Department of Radiology, Shanghai Chest Hospital, Shanghai Jiaotong University, Shanghai, China.
Department of Radiology, Zhongshan Hospital, Fudan University, Shanghai, China.
Br J Radiol. 2021 Feb 1;94(1118):20200089. doi: 10.1259/bjr.20200089. Epub 2020 Dec 22.

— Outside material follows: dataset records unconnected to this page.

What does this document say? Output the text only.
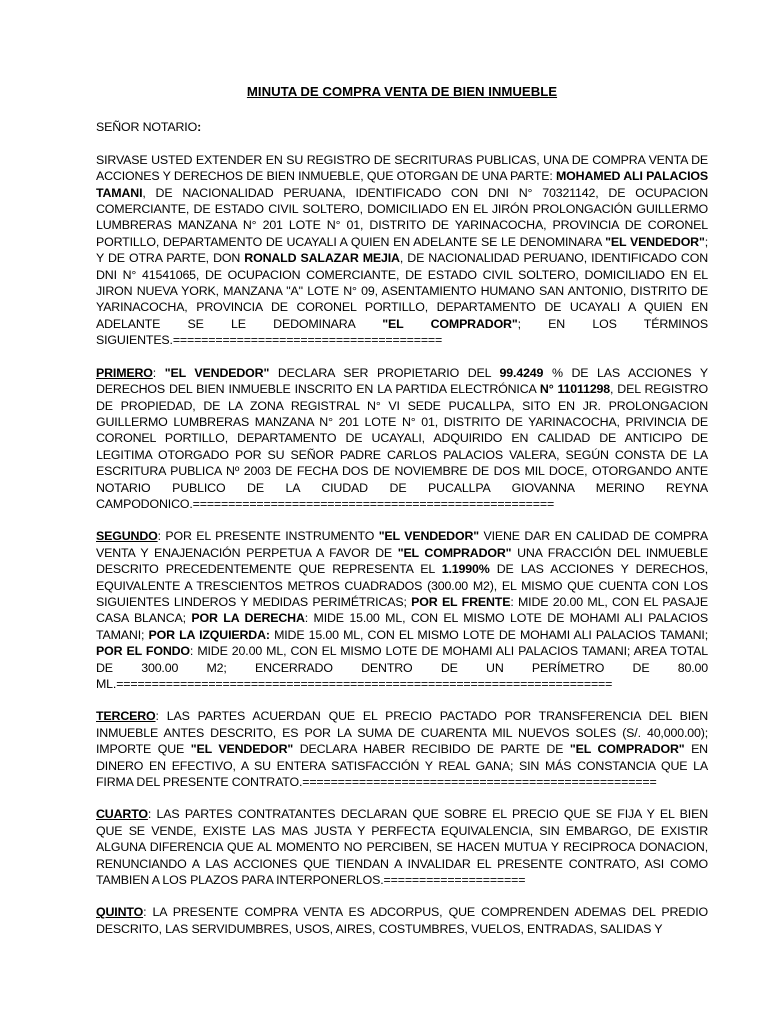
MINUTA DE COMPRA VENTA DE BIEN INMUEBLE
SEÑOR NOTARIO:

SIRVASE USTED EXTENDER EN SU REGISTRO DE SECRITURAS PUBLICAS, UNA DE COMPRA VENTA DE ACCIONES Y DERECHOS DE BIEN INMUEBLE, QUE OTORGAN DE UNA PARTE: MOHAMED ALI PALACIOS TAMANI, DE NACIONALIDAD PERUANA, IDENTIFICADO CON DNI N° 70321142, DE OCUPACION COMERCIANTE, DE ESTADO CIVIL SOLTERO, DOMICILIADO EN EL JIRÓN PROLONGACIÓN GUILLERMO LUMBRERAS MANZANA N° 201 LOTE N° 01, DISTRITO DE YARINACOCHA, PROVINCIA DE CORONEL PORTILLO, DEPARTAMENTO DE UCAYALI A QUIEN EN ADELANTE SE LE DENOMINARA "EL VENDEDOR"; Y DE OTRA PARTE, DON RONALD SALAZAR MEJIA, DE NACIONALIDAD PERUANO, IDENTIFICADO CON DNI N° 41541065, DE OCUPACION COMERCIANTE, DE ESTADO CIVIL SOLTERO, DOMICILIADO EN EL JIRON NUEVA YORK, MANZANA "A" LOTE N° 09, ASENTAMIENTO HUMANO SAN ANTONIO, DISTRITO DE YARINACOCHA, PROVINCIA DE CORONEL PORTILLO, DEPARTAMENTO DE UCAYALI A QUIEN EN ADELANTE SE LE DEDOMINARA "EL COMPRADOR"; EN LOS TÉRMINOS SIGUIENTES.======================================

PRIMERO: "EL VENDEDOR" DECLARA SER PROPIETARIO DEL 99.4249 % DE LAS ACCIONES Y DERECHOS DEL BIEN INMUEBLE INSCRITO EN LA PARTIDA ELECTRÓNICA N° 11011298, DEL REGISTRO DE PROPIEDAD, DE LA ZONA REGISTRAL N° VI SEDE PUCALLPA, SITO EN JR. PROLONGACION GUILLERMO LUMBRERAS MANZANA N° 201 LOTE N° 01, DISTRITO DE YARINACOCHA, PRIVINCIA DE CORONEL PORTILLO, DEPARTAMENTO DE UCAYALI, ADQUIRIDO EN CALIDAD DE ANTICIPO DE LEGITIMA OTORGADO POR SU SEÑOR PADRE CARLOS PALACIOS VALERA, SEGÚN CONSTA DE LA ESCRITURA PUBLICA Nº 2003 DE FECHA DOS DE NOVIEMBRE DE DOS MIL DOCE, OTORGANDO ANTE NOTARIO PUBLICO DE LA CIUDAD DE PUCALLPA GIOVANNA MERINO REYNA CAMPODONICO.===================================================

SEGUNDO: POR EL PRESENTE INSTRUMENTO "EL VENDEDOR" VIENE DAR EN CALIDAD DE COMPRA VENTA Y ENAJENACIÓN PERPETUA A FAVOR DE "EL COMPRADOR" UNA FRACCIÓN DEL INMUEBLE DESCRITO PRECEDENTEMENTE QUE REPRESENTA EL 1.1990% DE LAS ACCIONES Y DERECHOS, EQUIVALENTE A TRESCIENTOS METROS CUADRADOS (300.00 M2), EL MISMO QUE CUENTA CON LOS SIGUIENTES LINDEROS Y MEDIDAS PERIMÉTRICAS; POR EL FRENTE: MIDE 20.00 ML, CON EL PASAJE CASA BLANCA; POR LA DERECHA: MIDE 15.00 ML, CON EL MISMO LOTE DE MOHAMI ALI PALACIOS TAMANI; POR LA IZQUIERDA: MIDE 15.00 ML, CON EL MISMO LOTE DE MOHAMI ALI PALACIOS TAMANI; POR EL FONDO: MIDE 20.00 ML, CON EL MISMO LOTE DE MOHAMI ALI PALACIOS TAMANI; AREA TOTAL DE 300.00 M2; ENCERRADO DENTRO DE UN PERÍMETRO DE 80.00 ML.======================================================================

TERCERO: LAS PARTES ACUERDAN QUE EL PRECIO PACTADO POR TRANSFERENCIA DEL BIEN INMUEBLE ANTES DESCRITO, ES POR LA SUMA DE CUARENTA MIL NUEVOS SOLES (S/. 40,000.00); IMPORTE QUE "EL VENDEDOR" DECLARA HABER RECIBIDO DE PARTE DE "EL COMPRADOR" EN DINERO EN EFECTIVO, A SU ENTERA SATISFACCIÓN Y REAL GANA; SIN MÁS CONSTANCIA QUE LA FIRMA DEL PRESENTE CONTRATO.==================================================

CUARTO: LAS PARTES CONTRATANTES DECLARAN QUE SOBRE EL PRECIO QUE SE FIJA Y EL BIEN QUE SE VENDE, EXISTE LAS MAS JUSTA Y PERFECTA EQUIVALENCIA, SIN EMBARGO, DE EXISTIR ALGUNA DIFERENCIA QUE AL MOMENTO NO PERCIBEN, SE HACEN MUTUA Y RECIPROCA DONACION, RENUNCIANDO A LAS ACCIONES QUE TIENDAN A INVALIDAR EL PRESENTE CONTRATO, ASI COMO TAMBIEN A LOS PLAZOS PARA INTERPONERLOS.====================

QUINTO: LA PRESENTE COMPRA VENTA ES ADCORPUS, QUE COMPRENDEN ADEMAS DEL PREDIO DESCRITO, LAS SERVIDUMBRES, USOS, AIRES, COSTUMBRES, VUELOS, ENTRADAS, SALIDAS Y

To investigate the effect of reducing pixel size on the consistency of radiomic features and the diagnostic performance of the downstream radiomic signatures for the invasiveness for pulmonary ground-glass nodules (GGNs) on CTs.
We retrospectively collected the clinical data of 182 patients with GGNs on high resolution CT (HRCT). The CT images of different pixel sizes (0.8mm, 0.4mm, 0.18 mm) were obtained by reconstructing the single HRCT scan using three combinations of field of view and matrix size. For each pixel size setting, radiomic features were extracted for all GGNs and radiomic signatures for the invasiveness of GGNs were built through two modeling pipelines for comparison.
The study finally extracted 788 radiomic features. 87% radiomic features demonstrated inter pixel size variation. By either modeling pipeline, the radiomic signature under small pixel size performed significantly better than those under middle or large pixel sizes in predicting the invasiveness of GGNs ('s value <0.05 by Delong test). With the independent modeling pipeline, the three pixel size bounded radiomic signatures shared almost no common features.
Reducing pixel size could cause inconsistency in most radiomic features and improve the diagnostic performance of the downstream radiomic signatures. Particularly, super HRCTs with small pixel size resulted in more accurate radiomic signatures for the invasiveness of GGNs.
The dependence of radiomic features on pixel size will affect the performance of the downstream radiomic signatures. The future radiomic studies should consider this effect of pixel size.
探究降低像素尺寸对 CT 上肺磨玻璃结节(GGN)侵袭性的放射组学特征一致性和下游放射组学特征诊断性能的影响。
我们回顾性收集了 182 例高分辨率 CT(HRCT)上 GGN 的临床资料。通过三种视野和矩阵大小的组合,对单次 HRCT 扫描进行重建,获得不同像素尺寸(0.8mm、0.4mm、0.18mm)的 CT 图像。对于每个像素尺寸设置,从所有 GGN 中提取放射组学特征,并通过两种建模管道构建 GGN 侵袭性的放射组学特征进行比较。
本研究最终提取了 788 个放射组学特征。87%的放射组学特征表现出像素尺寸间的差异。通过两种建模管道,小像素尺寸下的放射组学特征在预测 GGN 的侵袭性方面均显著优于中或大像素尺寸下的特征(DeLong 检验's 值<0.05)。通过独立建模管道,三种像素尺寸限定的放射组学特征几乎没有共享的特征。
降低像素尺寸会导致大多数放射组学特征不一致,并提高下游放射组学特征的诊断性能。特别是,小像素尺寸的超高分辨率 CT 可获得更准确的 GGN 侵袭性放射组学特征。
放射组学特征对像素尺寸的依赖性会影响下游放射组学特征的性能。未来的放射组学研究应考虑像素尺寸的这种影响。